Q.       Having isolated the biggest single factor affecting Questar’s net revenues (i.e., adding plant largely to accommodate new customers yields incremental costs which exceed the incremental revenues from those customers), what conclusion does Dr. Dismukes draw?

A.        Surprisingly, he claims (lines 365 - 368), “The Joint Applicants are attempting to use a demand-related regulatory adjustment mechanism, historically used to support conservation, as a means to solve a cost-related [both emphases his] problem (having nothing to do with DSM).” He goes on to say (lines 371 373), “Decoupling should be used as a mechanism for promoting DSM, rather than making earnings corrections caused by the cost of adding new customers.”

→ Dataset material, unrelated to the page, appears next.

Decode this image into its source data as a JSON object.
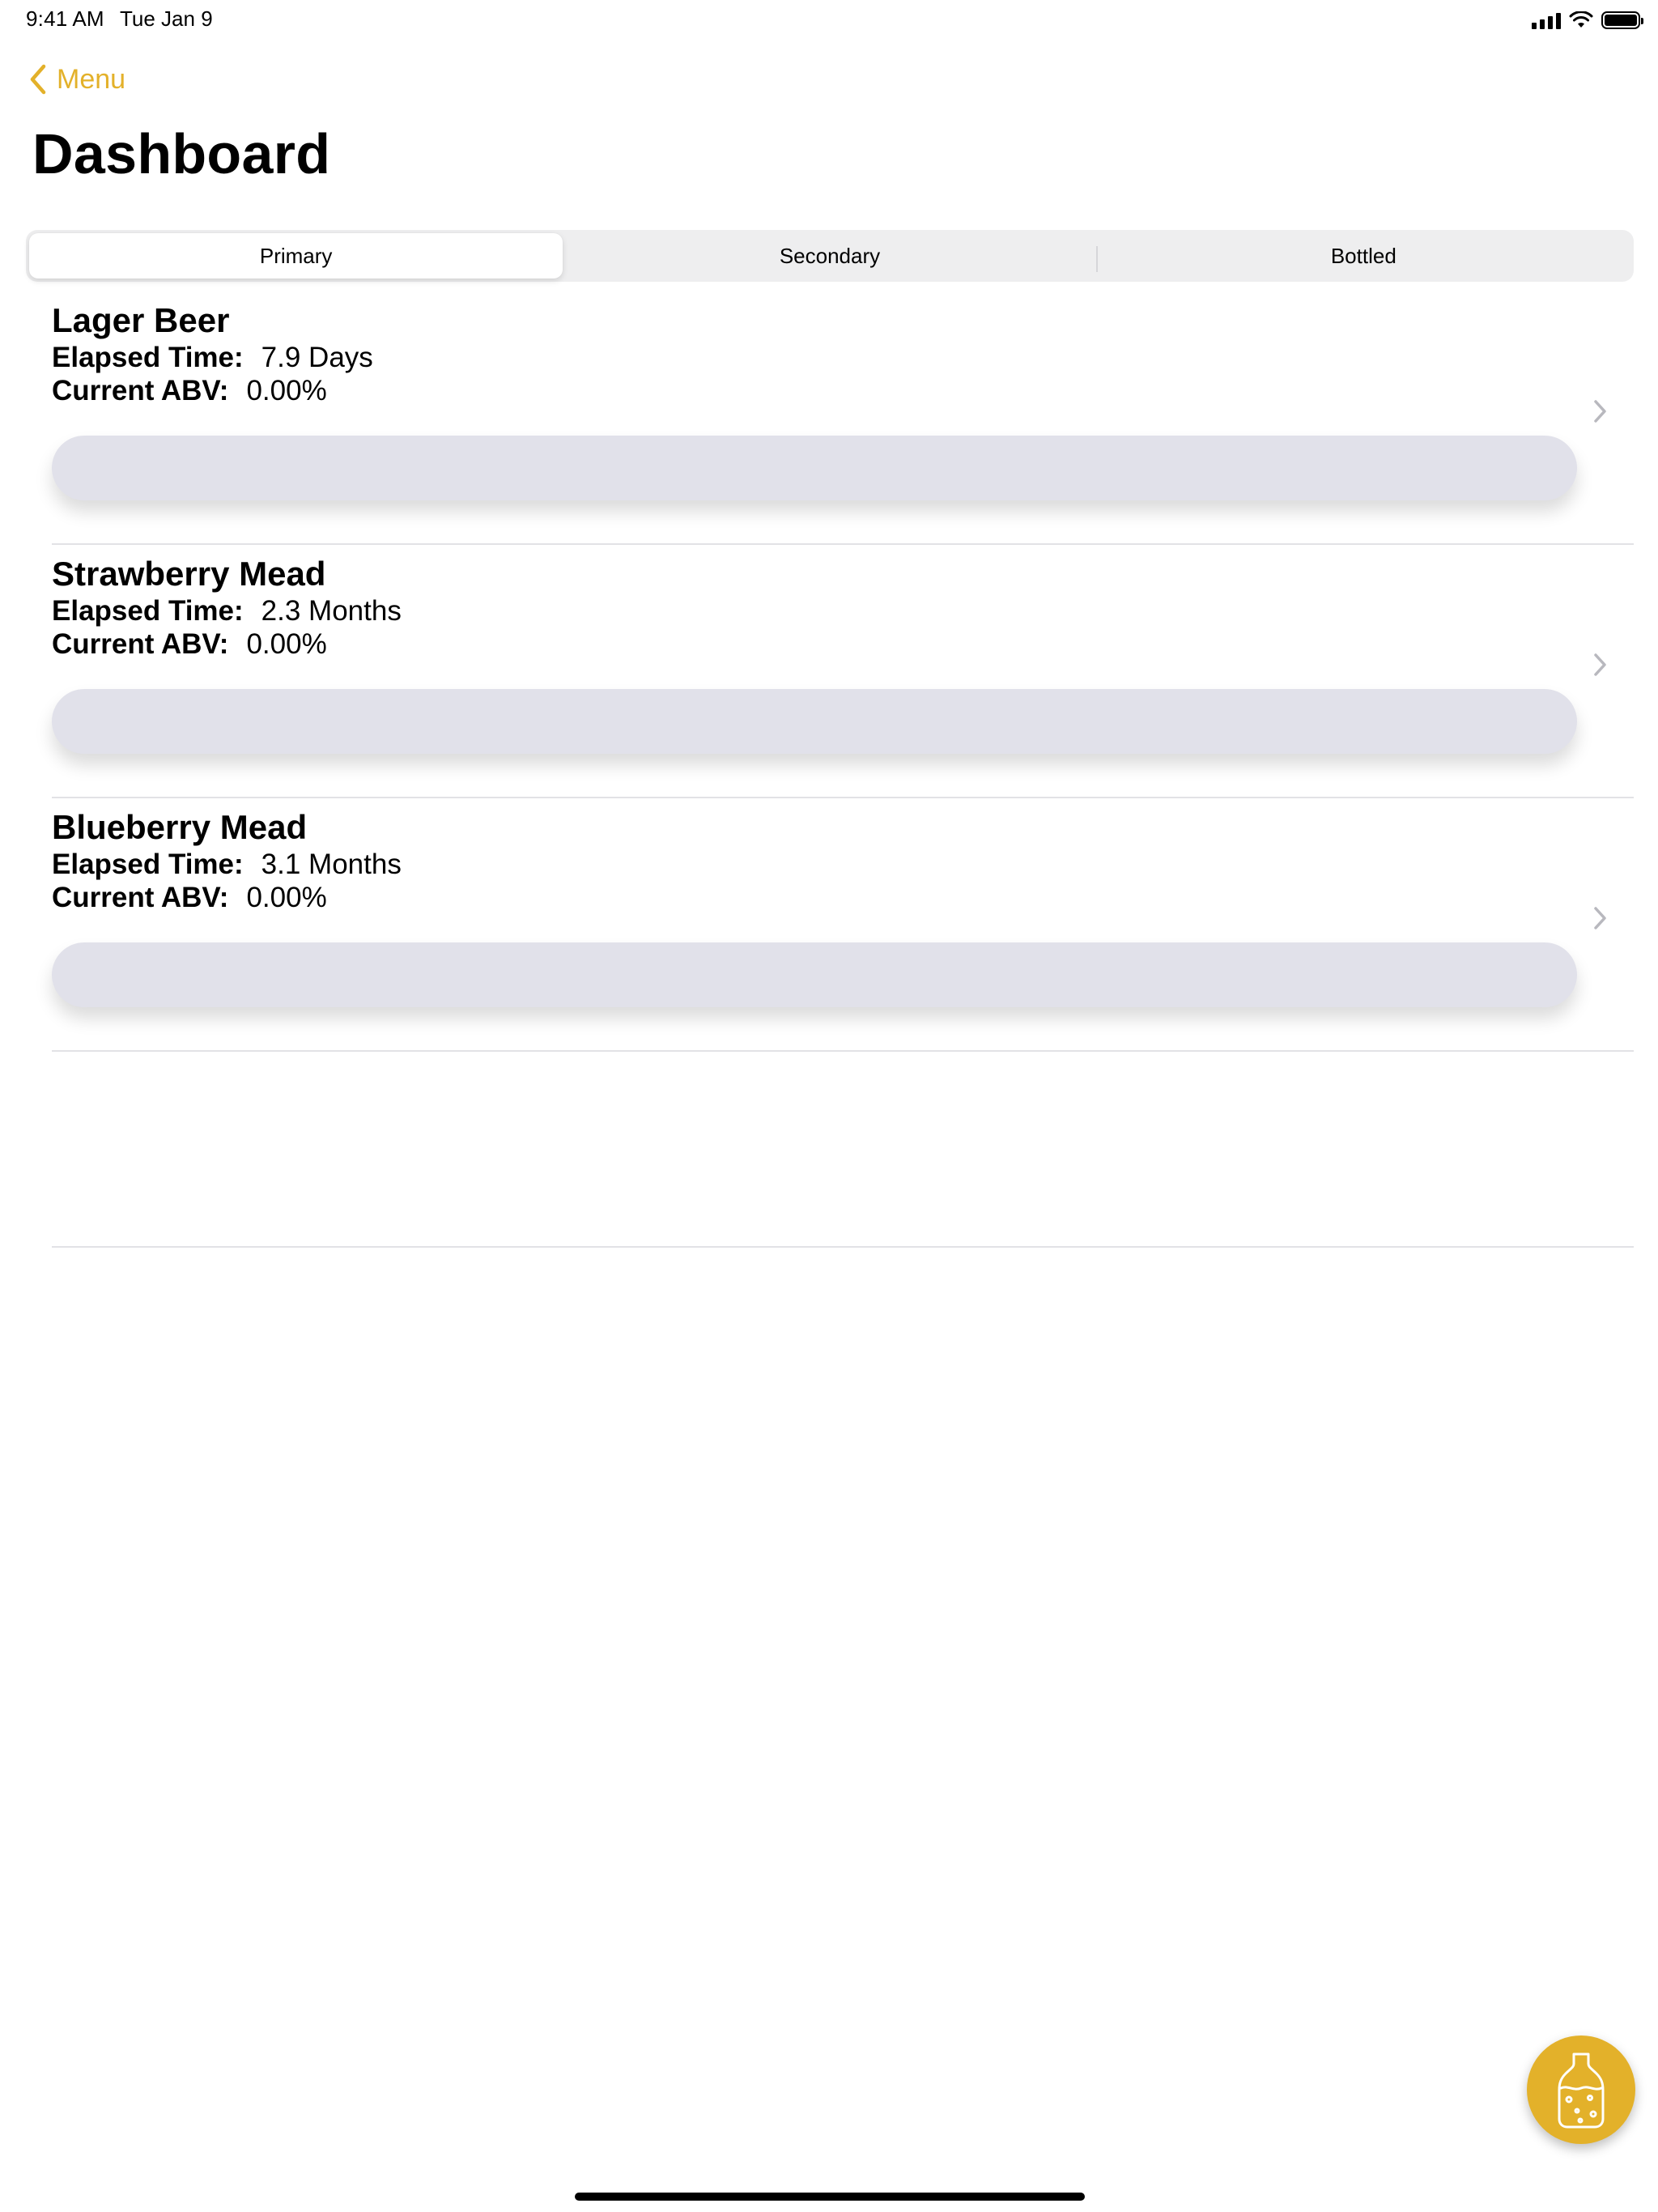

Q.       Why the surprise?

A.        Dr. Dismukes makes the dubious inferential leap from the facts that a) Questar has a “problem,” i.e., rising average costs from adding customers, and b) that Questar is asking for something, i.e., CET decoupling, to draw the conclusion that Questar (joined by the other co-applicants) must be asking for the CET in order to deal with the rising cost problem. That is absurd. The CET does not adjust rates upwards in response to increasing costs. At best, all that the CET does is keep average revenues from declining in an environment where average costs are climbing and new customers’ usage is below the existing average. The over-riding purpose of the CET (as joined by all three co-applicants) is in fact as it has been stated, i.e., to “support conservation” and to stabilize revenues in the context of declining sales due to conservation. Dealing with rising costs due to the need to install expensive plant to accommodate new customers is an entirely different dimension, outside the purview of this case. Footnote

Q.       One last issue: on pages 24 through 26, Dr. Dismukes observes that if per-customer use is declining, it is doing so in a statistically non-significant manner. Comment?

A.        If there is no longer a declining use trend, but use that can randomly go up or down in a given year, then the CET can’t be expected to lead to a net rate increase over the long run. Aside from possibly adding a small element of rates volatility, the CET could not be argued as harming anyone. If the only way under such circumstances that significant additional conservation can take place would be through DSM programs, then the Committee’s stated desire to achieve a DSM-targeted form of decoupling would – de facto – be accomplished with the proposed CET.

Q.       Does that conclude your testimony?

A.        It does. As I stated at the beginning of this testimony, Dr. Artie Powell and Mr. Barrie McKay are filing testimony addressing the alternative de-coupling and DSM-triggered proposals that appear in Dr. Dismukes’ rebuttal testimonies. Dr. Dismukes’ points regarding violations of general utility rate regulation principles that were made by other witnesses have been discussed elsewhere in this testimony. Others of his points were addressed in the responses to the Commission Staff’s questions that comprise Exhibit No. DPU 2.1 SR.